Based on these findings, we have in this paper developed a pan-specific method for prediction of MHC class II binding affinities. The method was trained on binding data covering multiple MHC class II simultaneously, and does not require any prior alignment or binding register-identification. The method was evaluated in several large-scale benchmarks and shown consistently to outperform all other methods investigated, including state-of the-art allele-specific (NN-align [5]) and pan-specific (NetMHCIIpan [29]) methods, as well as and the well-known TEPITOPE method [1]. In particular, it was demonstrated that the proposed method due to its pan-specific nature could boost performance for alleles characterized by limited binding data, and in such cases significantly out-perform allele specific methods. The method thus demonstrates great potential for efficient boosting of the accuracy of MHC class II binding prediction, as accurate predictions can be achieved for novel alleles at a highly reduced experimental cost, and pan-specific binding predictions can be obtained for all alleles with known protein sequence by a method trained using data with limited allelic coverage.

When benchmarked on large data sets of know HLA-DR ligands and epitopes, the method was shown to have a predictive performance comparable to that of TEPITOPE for alleles covered by this method, and maybe more important maintain this high performance also for alleles not described by the TEPITOPE method.

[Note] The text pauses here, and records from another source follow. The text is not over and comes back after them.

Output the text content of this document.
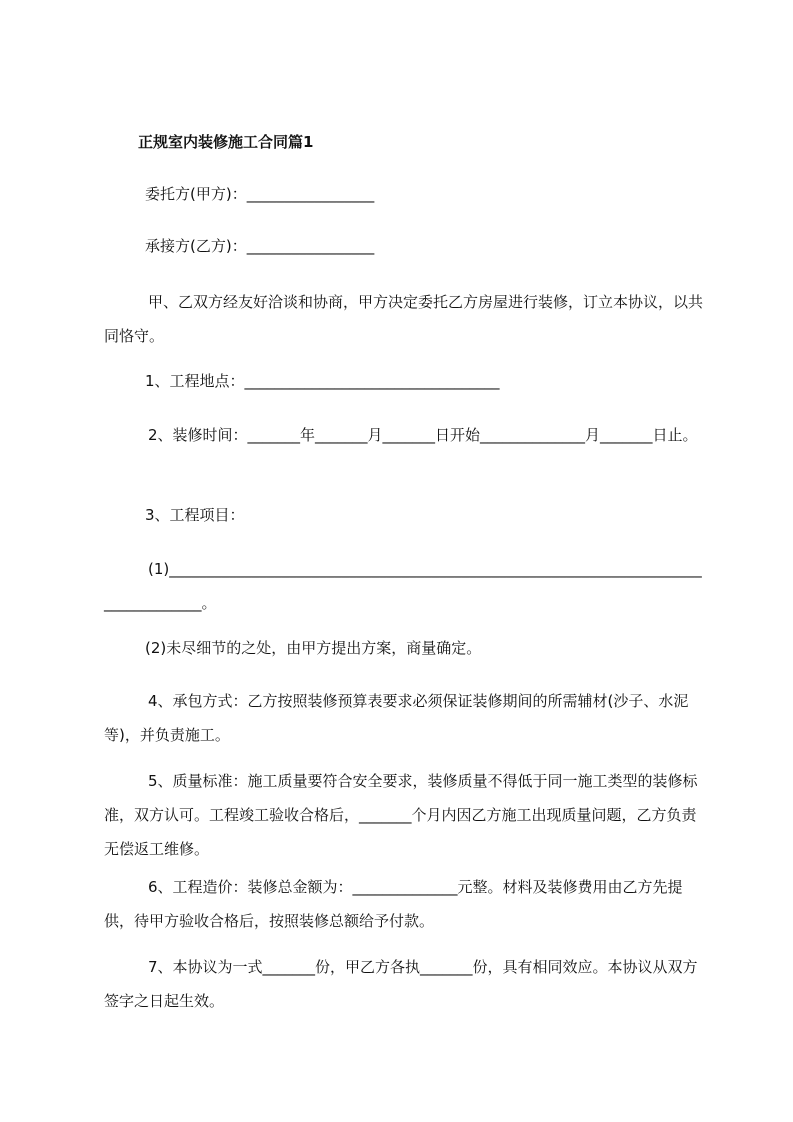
正规室内装修施工合同篇1
委托方(甲方)：_________________
承接方(乙方)：_________________
甲、乙双方经友好洽谈和协商，甲方决定委托乙方房屋进行装修，订立本协议，以共同恪守。
1、工程地点：__________________________________
2、装修时间：_______年_______月_______日开始______________月_______日止。
3、工程项目：
(1)____________________________________________________________________________________。
(2)未尽细节的之处，由甲方提出方案，商量确定。
4、承包方式：乙方按照装修预算表要求必须保证装修期间的所需辅材(沙子、水泥等)，并负责施工。
5、质量标准：施工质量要符合安全要求，装修质量不得低于同一施工类型的装修标准，双方认可。工程竣工验收合格后，_______个月内因乙方施工出现质量问题，乙方负责无偿返工维修。
6、工程造价：装修总金额为：______________元整。材料及装修费用由乙方先提供，待甲方验收合格后，按照装修总额给予付款。
7、本协议为一式_______份，甲乙方各执_______份，具有相同效应。本协议从双方签字之日起生效。
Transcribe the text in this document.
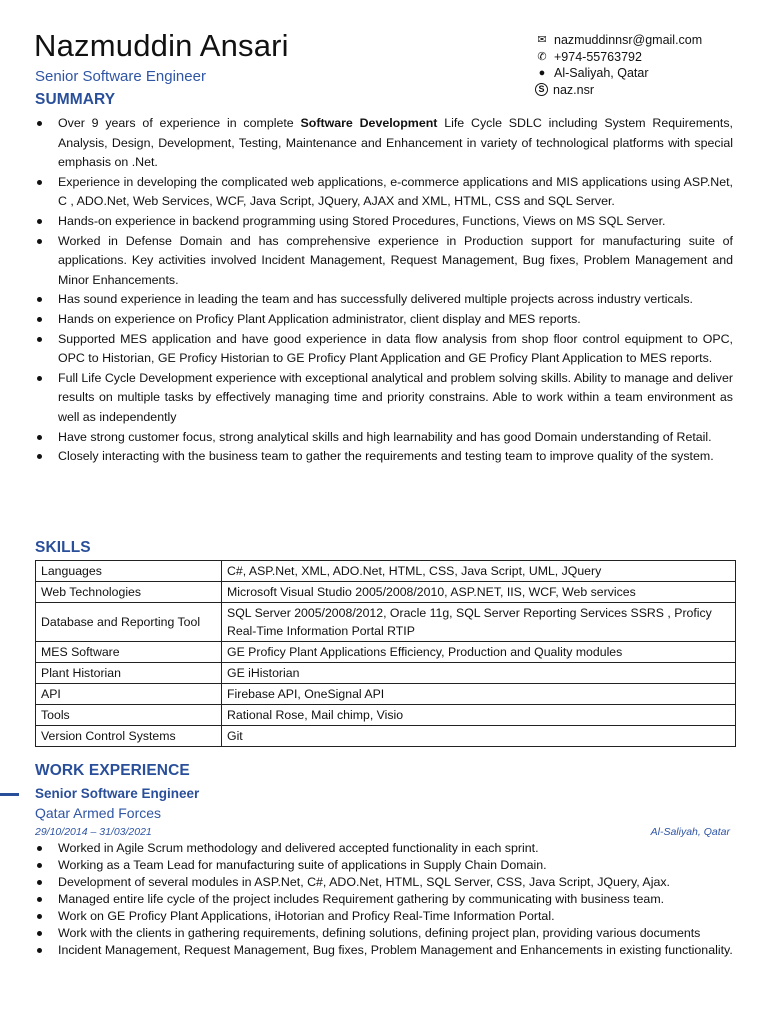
Nazmuddin Ansari
Senior Software Engineer
✉ nazmuddinnsr@gmail.com
✆ +974-55763792
● Al-Saliyah, Qatar
S naz.nsr
SUMMARY
Over 9 years of experience in complete Software Development Life Cycle SDLC including System Requirements, Analysis, Design, Development, Testing, Maintenance and Enhancement in variety of technological platforms with special emphasis on .Net.
Experience in developing the complicated web applications, e-commerce applications and MIS applications using ASP.Net, C , ADO.Net, Web Services, WCF, Java Script, JQuery, AJAX and XML, HTML, CSS and SQL Server.
Hands-on experience in backend programming using Stored Procedures, Functions, Views on MS SQL Server.
Worked in Defense Domain and has comprehensive experience in Production support for manufacturing suite of applications. Key activities involved Incident Management, Request Management, Bug fixes, Problem Management and Minor Enhancements.
Has sound experience in leading the team and has successfully delivered multiple projects across industry verticals.
Hands on experience on Proficy Plant Application administrator, client display and MES reports.
Supported MES application and have good experience in data flow analysis from shop floor control equipment to OPC, OPC to Historian, GE Proficy Historian to GE Proficy Plant Application and GE Proficy Plant Application to MES reports.
Full Life Cycle Development experience with exceptional analytical and problem solving skills. Ability to manage and deliver results on multiple tasks by effectively managing time and priority constrains. Able to work within a team environment as well as independently
Have strong customer focus, strong analytical skills and high learnability and has good Domain understanding of Retail.
Closely interacting with the business team to gather the requirements and testing team to improve quality of the system.
SKILLS
Languages	C#, ASP.Net, XML, ADO.Net, HTML, CSS, Java Script, UML, JQuery
Web Technologies	Microsoft Visual Studio 2005/2008/2010, ASP.NET, IIS, WCF, Web services
Database and Reporting Tool	SQL Server 2005/2008/2012, Oracle 11g, SQL Server Reporting Services SSRS , Proficy Real-Time Information Portal RTIP
MES Software	GE Proficy Plant Applications Efficiency, Production and Quality modules
Plant Historian	GE iHistorian
API	Firebase API, OneSignal API
Tools	Rational Rose, Mail chimp, Visio
Version Control Systems	Git
WORK EXPERIENCE
Senior Software Engineer
Qatar Armed Forces
29/10/2014 – 31/03/2021	Al-Saliyah, Qatar
Worked in Agile Scrum methodology and delivered accepted functionality in each sprint.
Working as a Team Lead for manufacturing suite of applications in Supply Chain Domain.
Development of several modules in ASP.Net, C#, ADO.Net, HTML, SQL Server, CSS, Java Script, JQuery, Ajax.
Managed entire life cycle of the project includes Requirement gathering by communicating with business team.
Work on GE Proficy Plant Applications, iHotorian and Proficy Real-Time Information Portal.
Work with the clients in gathering requirements, defining solutions, defining project plan, providing various documents
Incident Management, Request Management, Bug fixes, Problem Management and Enhancements in existing functionality.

For MHC class I, we have earlier demonstrated that a pan-specific predictor can benefit from being trained on cross-loci (and cross-species) peptide binding data [20]. The development of a cross-loci model for HLA class II is complicated by the fact that the HLA-DRA molecule is close to monomorphic (only two allelic version exists). This is in contrast to HLA-DP and HLA-DQ where both the α and β chains are highly polymorphic. Moreover, the structures of the HLA molecules are less conserved across the three loci for class II compared to class I, and finally very limited peptide binding data have been generated characterizing the different HLA-DP and DQ molecules. As of September 2010, only five HLA-DP and six HLA-DQ alleles have been characterized in the IEDB database with more than 200 peptide-binding measurements [31]. Nonetheless, large amounts of peptide binding data for the HLA-DP and HLA-DQ loci will most likely become available in the near future providing a broader allelic coverage, and future evaluations will demonstrate if also MHC class II binding prediction algorithms using training algorithms like the one outlined in this work, will benefit from pan-specific training across the different loci.

The method and benchmark data sets described in this work are available at (method) and (benchmark data).